Reputation: 349
I am trying to load datasets from FDIC. Every quarter FDIC releases a zip file that contains around 62 csv files with names like the following:
All_Reports_20080331_Assets and Liabilities.cvs,
All_Reports_20080331_Bank Assets Sold and Securitized.csv,
etc
I have downloaded the all the files in a directory like the following:
C:\projects\FDIC\All_Reports_20080331
Once there are many zip files, from different quarters available, I am starting to prepare a structure for a loop that will run over many paths (each one representing a quarter with 62 csv files inside). Before getting into the loop, however, the upload is not working due to some utf_8 error.
import pandas as pd
path = r"C:\projects\FDIC\All_Reports_20080331"

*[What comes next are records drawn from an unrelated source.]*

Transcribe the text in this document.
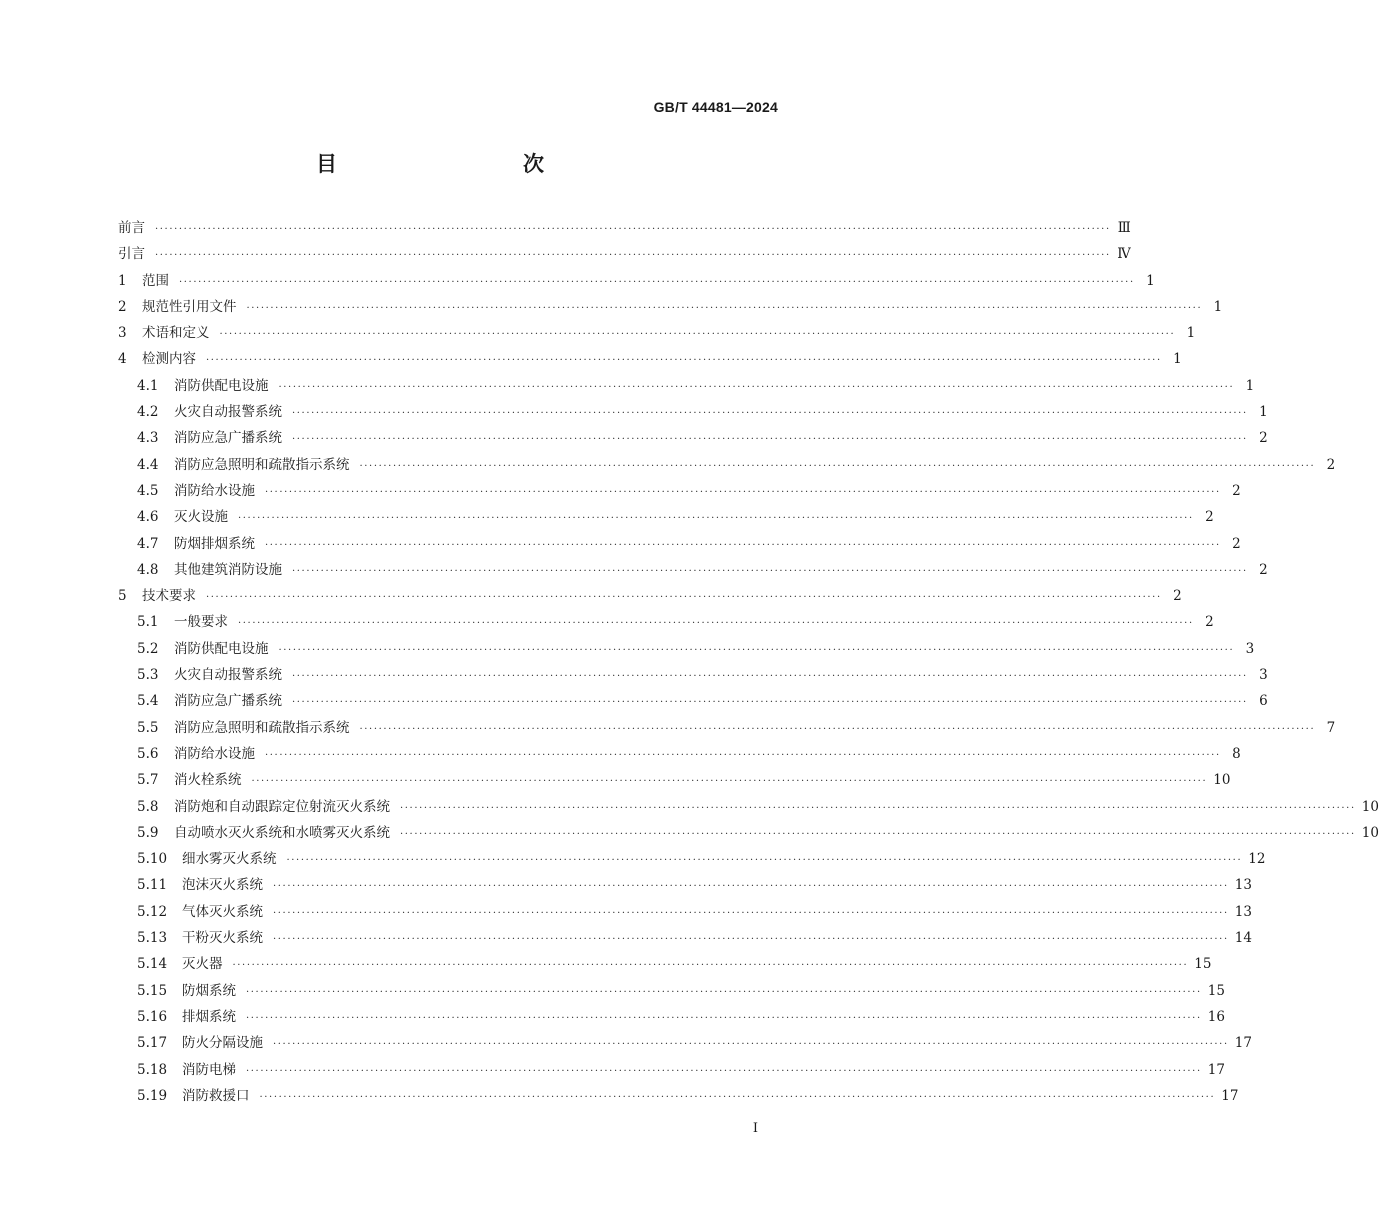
GB/T 44481—2024
目　　次
前言	········································································································································································································ Ⅲ
引言	········································································································································································································ Ⅳ
1	范围	········································································································································································································ 1
2	规范性引用文件	········································································································································································································ 1
3	术语和定义	········································································································································································································ 1
4	检测内容	········································································································································································································ 1
4.1	消防供配电设施	········································································································································································································ 1
4.2	火灾自动报警系统	········································································································································································································ 1
4.3	消防应急广播系统	········································································································································································································ 2
4.4	消防应急照明和疏散指示系统	········································································································································································································ 2
4.5	消防给水设施	········································································································································································································ 2
4.6	灭火设施	········································································································································································································ 2
4.7	防烟排烟系统	········································································································································································································ 2
4.8	其他建筑消防设施	········································································································································································································ 2
5	技术要求	········································································································································································································ 2
5.1	一般要求	········································································································································································································ 2
5.2	消防供配电设施	········································································································································································································ 3
5.3	火灾自动报警系统	········································································································································································································ 3
5.4	消防应急广播系统	········································································································································································································ 6
5.5	消防应急照明和疏散指示系统	········································································································································································································ 7
5.6	消防给水设施	········································································································································································································ 8
5.7	消火栓系统	········································································································································································································ 10
5.8	消防炮和自动跟踪定位射流灭火系统	········································································································································································································ 10
5.9	自动喷水灭火系统和水喷雾灭火系统	········································································································································································································ 10
5.10	细水雾灭火系统	········································································································································································································ 12
5.11	泡沫灭火系统	········································································································································································································ 13
5.12	气体灭火系统	········································································································································································································ 13
5.13	干粉灭火系统	········································································································································································································ 14
5.14	灭火器	········································································································································································································ 15
5.15	防烟系统	········································································································································································································ 15
5.16	排烟系统	········································································································································································································ 16
5.17	防火分隔设施	········································································································································································································ 17
5.18	消防电梯	········································································································································································································ 17
5.19	消防救援口	········································································································································································································ 17
I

file = r"\All_Reports_20080331_Assets and Liabilities.csv"
df_assets_&_liab = pd.read_csv(path+file)
gives me the following error:
'utf-8' codec can't decode byte 0xfc in position 5: invalid start byte
I tried to use a parameter in pandas.read_csv to "utf_8" but error message is the same.
Any idea on how to better load those files via panda? Thanks a lot!
ps: the forder with the 62 csv files can be found here: FDIC Website
Upvotes: 0
Views: 1094
Reputation: 6166
First look at the encoding format of the file.
import chardet
with open(path+file,"rb") as f:
data = f.read()
print(chardet.detect(data))
{'encoding': 'ISO-8859-1', 'confidence': 0.73, 'language': ''}
Then
df_assets_&_liab = pd.read_csv(path+file,encoding='ISO-8859-1')
Upvotes: 1